Carnell was muttering to himself when Marlowe bent over him. “Good morning, Mr Carnell,” Marlowe said, since his eyes were open. “How do you feel?”

“Damn you, Marlowe!” Carnell sat up sluggishly. “I’ve been locked up, robbed, drugged, I don’t know what! Do you think you’re running some sort of prison camp? I demand to be released from this zoo right now!”

“I’m sorry, Mr Carnell. Have you forgotten why you came here?” Marlowe’s voice was patient. “Try to remember.”

Carnell’s face showed anger, then growing indecision. His eyes began to widen in fear.

“Mr Sawyer, could we have that IM Valium order stat?”

“Yes sir. Five mgm, was it, Dr Marlowe?”

“Better make it ten.”

The chronic care wards were always on the second story of Graceland’s far-flung units. Marlowe supposed this was because Graceland had no cellars. Presumably, had there been cellars, the temptation to wall them off would have been irresistible. Marlowe supposed Graceland had never had cellars.

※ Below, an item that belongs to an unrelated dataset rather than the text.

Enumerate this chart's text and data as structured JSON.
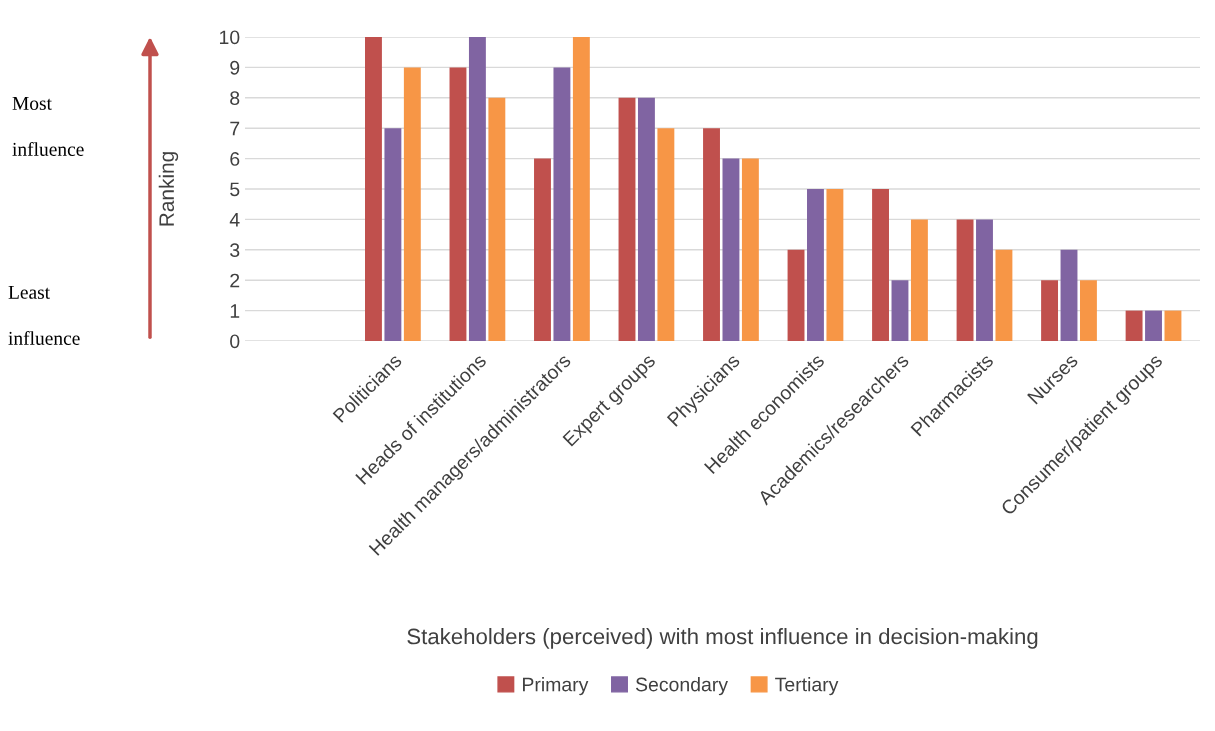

There were two basic divisions among the chronics: the ambulatory and the nonambulatory. The ambulatory could be trusted to leave their locked wards, perform acceptably under controlled situations, and return to their locked wards. The nonambulatory could not be trusted to function within acceptable guidelines. They remained in their wards, often in their beds, often only a dream from the chronic med care unit; spoon-fed gobs of pasty slop, when they could no longer handle spoons; moved to the chronic med unit when they could only be fed through tubes and IV’s.

They fed the ambulatory chronics three times a day — breakfast, lunch, and dinner — the same as living souls. This meant they were herded from their wards three times a day, down the stairs (there was an elevator for each unit, and those who could walk, but not negotiate stairs, were granted this), and along the tiled corridors to the patients’ cafeteria. They moved along docilely enough, each regimented segment of quasi-humanity, herded along the long, long corridors by nurses and attendants.